5.9 Books That Will Help

| Topic | Book | Chapter | |——-|——|———| | xv6 | xv6 book | all | | OS design | OSTEP | 4-6 |

5.10 Implementation Phases

Phase 1: Build and read (6-8 hours)

Goals: understand code layout.

Phase 2: Trace syscalls (6-8 hours)

Goals: map syscall flow.

Phase 3: Extend (8-10 hours)

Goals: add syscall and user program.

5.11 Key Implementation Decisions

| Decision | Options | Recommendation | Rationale | |———-|———|—————-|———–| | Extension | syscall vs scheduler | syscall | minimal risk | | Debugging | printf vs gdb | printf | simpler in xv6 |


6. Testing Strategy

6.1 Test Categories

| Category | Purpose | Examples | |———-|———|———-| | Build | compile xv6 | make qemu | | Integration | syscall test | run new command | | Regression | ensure boot | run ls, sh |

6.2 Critical Test Cases

  1. New syscall returns expected value.
  2. No kernel panics after change.
  3. User program links successfully.

6.3 Test Data

Expected output: "ok: ticks=123"

7. Common Pitfalls & Debugging

7.1 Frequent Mistakes

| Pitfall | Symptom | Solution | |——–|———|———-| | Missing syscall stub | link error | update user headers | | Wrong syscall number | panic | update syscall table | | Trap frame mismatch | crash | verify registers |

7.2 Debugging Strategies

  • Use QEMU -S -s and GDB if needed.
  • Add printk-style logs in kernel.

7.3 Performance Traps

  • Excessive debug logging inside scheduler loop.

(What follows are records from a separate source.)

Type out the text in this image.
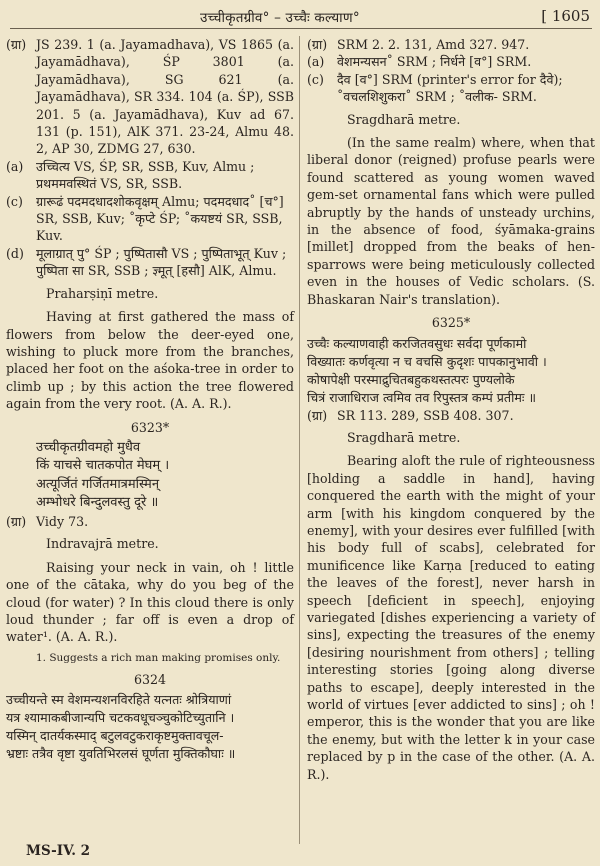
उच्चीकृतग्रीव° – उच्चैः कल्याण°	[ 1605
(ग्रा) JS 239. 1 (a. Jayamadhava), VS 1865 (a. Jayamādhava), ŚP 3801 (a. Jayamādhava), SG 621 (a. Jayamādhava), SR 334. 104 (a. ŚP), SSB 201. 5 (a. Jayamādhava), Kuv ad 67. 131 (p. 151), AlK 371. 23-24, Almu 48. 2, AP 30, ZDMG 27, 630.

(a)	उच्चित्य VS, ŚP, SR, SSB, Kuv, Almu ; प्रथममवस्थितं VS, SR, SSB.

(c)	ग्रारूढं पदमदधादशोकवृक्षम् Almu; पदमदधाद˚ [च°] SR, SSB, Kuv; ˚कृप्टे ŚP; ˚कयष्टयं SR, SSB, Kuv.

(d) मूलाग्रात् पु° ŚP ; पुष्पितासौ VS ; पुष्पिताभूत् Kuv ; पुष्पिता सा SR, SSB ; ज्ञ्मूत् [हसौ] AlK, Almu.

Praharṣiṇī metre.

Having at first gathered the mass of flowers from below the deer-eyed one, wishing to pluck more from the branches, placed her foot on the aśoka-tree in order to climb up ; by this action the tree flowered again from the very root. (A. A. R.).

6323*

उच्चीकृतग्रीवमहो मुधैव

किं याचसे चातकपोत मेघम् ।

अत्यूर्जितं गर्जितमात्रमस्मिन्

अम्भोधरे बिन्दुलवस्तु दूरे ॥

(ग्रा) Vidy 73.

Indravajrā metre.

Raising your neck in vain, oh ! little one of the cātaka, why do you beg of the cloud (for water) ? In this cloud there is only loud thunder ; far off is even a drop of water¹. (A. A. R.).

1. Suggests a rich man making promises only.

6324

उच्चीयन्ते स्म वेशमन्यशनविरहिते यत्नतः श्रोत्रियाणां

यत्र श्यामाकबीजान्यपि चटकवधूचञ्चुकोटिच्युतानि ।

यस्मिन् दातर्यकस्माद् बटुलवटुकराकृष्टमुक्तावचूल-

भ्रष्टाः तत्रैव वृष्टा युवतिभिरलसं घूर्णता मुक्तिकौघाः ॥

(ग्रा) SRM 2. 2. 131, Amd 327. 947.

(a)	वेशमन्यसन˚ SRM ; निर्धने [व°] SRM.

(c)	दैव [व°] SRM (printer's error for दैवे); ˚वचलशिशुकरा˚ SRM ; ˚वलीक- SRM.

Sragdharā metre.

(In the same realm) where, when that liberal donor (reigned) profuse pearls were found scattered as young women waved gem-set ornamental fans which were pulled abruptly by the hands of unsteady urchins, in the absence of food, śyāmaka-grains [millet] dropped from the beaks of hen-sparrows were being meticulously collected even in the houses of Vedic scholars. (S. Bhaskaran Nair's translation).

6325*

उच्चैः कल्याणवाही करजितवसुधः सर्वदा पूर्णकामो

विख्यातः कर्णवृत्या न च वचसि कुदृशः पापकानुभावी ।

कोषापेक्षी परस्माद्रुचितबहुकथस्तत्परः पुण्यलोके

चित्रं राजाधिराज त्वमिव तव रिपुस्तत्र कम्पं प्रतीमः ॥

(ग्रा) SR 113. 289, SSB 408. 307.

Sragdharā metre.

Bearing aloft the rule of righteousness [holding a saddle in hand], having conquered the earth with the might of your arm [with his kingdom conquered by the enemy], with your desires ever fulfilled [with his body full of scabs], celebrated for munificence like Karṇa [reduced to eating the leaves of the forest], never harsh in speech [deficient in speech], enjoying variegated [dishes experiencing a variety of sins], expecting the treasures of the enemy [desiring nourishment from others] ; telling interesting stories [going along diverse paths to escape], deeply interested in the world of virtues [ever addicted to sins] ; oh ! emperor, this is the wonder that you are like the enemy, but with the letter k in your case replaced by p in the case of the other. (A. A. R.).

MS-IV. 2
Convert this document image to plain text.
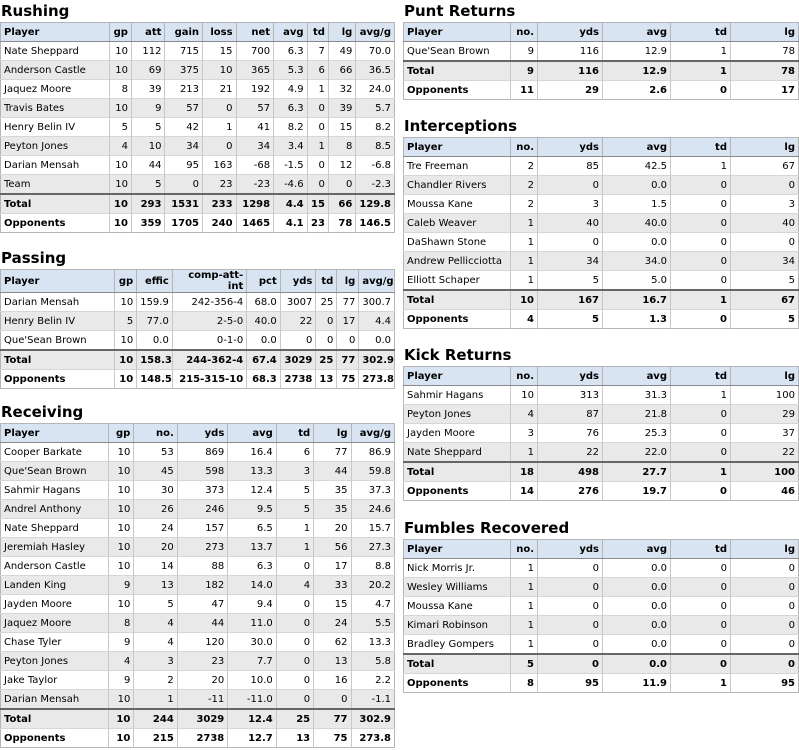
Rushing
Player	gp	att	gain	loss	net	avg	td	lg	avg/g
Nate Sheppard	10	112	715	15	700	6.3	7	49	70.0
Anderson Castle	10	69	375	10	365	5.3	6	66	36.5
Jaquez Moore	8	39	213	21	192	4.9	1	32	24.0
Travis Bates	10	9	57	0	57	6.3	0	39	5.7
Henry Belin IV	5	5	42	1	41	8.2	0	15	8.2
Peyton Jones	4	10	34	0	34	3.4	1	8	8.5
Darian Mensah	10	44	95	163	-68	-1.5	0	12	-6.8
Team	10	5	0	23	-23	-4.6	0	0	-2.3
Total	10	293	1531	233	1298	4.4	15	66	129.8
Opponents	10	359	1705	240	1465	4.1	23	78	146.5
Passing
Player	gp	effic	comp-att-int	pct	yds	td	lg	avg/g
Darian Mensah	10	159.9	242-356-4	68.0	3007	25	77	300.7
Henry Belin IV	5	77.0	2-5-0	40.0	22	0	17	4.4
Que'Sean Brown	10	0.0	0-1-0	0.0	0	0	0	0.0
Total	10	158.3	244-362-4	67.4	3029	25	77	302.9
Opponents	10	148.5	215-315-10	68.3	2738	13	75	273.8
Receiving
Player	gp	no.	yds	avg	td	lg	avg/g
Cooper Barkate	10	53	869	16.4	6	77	86.9
Que'Sean Brown	10	45	598	13.3	3	44	59.8
Sahmir Hagans	10	30	373	12.4	5	35	37.3
Andrel Anthony	10	26	246	9.5	5	35	24.6
Nate Sheppard	10	24	157	6.5	1	20	15.7
Jeremiah Hasley	10	20	273	13.7	1	56	27.3
Anderson Castle	10	14	88	6.3	0	17	8.8
Landen King	9	13	182	14.0	4	33	20.2
Jayden Moore	10	5	47	9.4	0	15	4.7
Jaquez Moore	8	4	44	11.0	0	24	5.5
Chase Tyler	9	4	120	30.0	0	62	13.3
Peyton Jones	4	3	23	7.7	0	13	5.8
Jake Taylor	9	2	20	10.0	0	16	2.2
Darian Mensah	10	1	-11	-11.0	0	0	-1.1
Total	10	244	3029	12.4	25	77	302.9
Opponents	10	215	2738	12.7	13	75	273.8
Punt Returns
Player	no.	yds	avg	td	lg
Que'Sean Brown	9	116	12.9	1	78
Total	9	116	12.9	1	78
Opponents	11	29	2.6	0	17
Interceptions
Player	no.	yds	avg	td	lg
Tre Freeman	2	85	42.5	1	67
Chandler Rivers	2	0	0.0	0	0
Moussa Kane	2	3	1.5	0	3
Caleb Weaver	1	40	40.0	0	40
DaShawn Stone	1	0	0.0	0	0
Andrew Pellicciotta	1	34	34.0	0	34
Elliott Schaper	1	5	5.0	0	5
Total	10	167	16.7	1	67
Opponents	4	5	1.3	0	5
Kick Returns
Player	no.	yds	avg	td	lg
Sahmir Hagans	10	313	31.3	1	100
Peyton Jones	4	87	21.8	0	29
Jayden Moore	3	76	25.3	0	37
Nate Sheppard	1	22	22.0	0	22
Total	18	498	27.7	1	100
Opponents	14	276	19.7	0	46
Fumbles Recovered
Player	no.	yds	avg	td	lg
Nick Morris Jr.	1	0	0.0	0	0
Wesley Williams	1	0	0.0	0	0
Moussa Kane	1	0	0.0	0	0
Kimari Robinson	1	0	0.0	0	0
Bradley Gompers	1	0	0.0	0	0
Total	5	0	0.0	0	0
Opponents	8	95	11.9	1	95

8. Extensions & Challenges

8.1 Beginner Extensions

  • Add a syscall that returns PID.

8.2 Intermediate Extensions

  • Add a scheduler metric.

8.3 Advanced Extensions

  • Add a simple system call tracing tool.

9. Real-World Connections

9.1 Industry Applications

  • Kernel development workflows.
  • xv6 and JOS.

9.3 Interview Relevance

  • Demonstrates understanding of kernel subsystems.

10. Resources

10.1 Essential Reading

  • xv6 book

10.2 Video Resources

  • MIT 6.S081 lectures

10.3 Tools & Documentation

  • QEMU and GDB docs

11. Self-Assessment Checklist

11.1 Understanding

  • I can trace a syscall in xv6.
  • I can explain the scheduler loop.

11.2 Implementation

  • My kernel extension works.

11.3 Growth

  • I can discuss xv6 in interviews.

12. Submission / Completion Criteria

Minimum Viable Completion:

  • xv6 builds and runs with notes.

Full Completion:

  • New syscall implemented and tested.

Excellence (Going Above & Beyond):

  • Deeper kernel modification or scheduler change.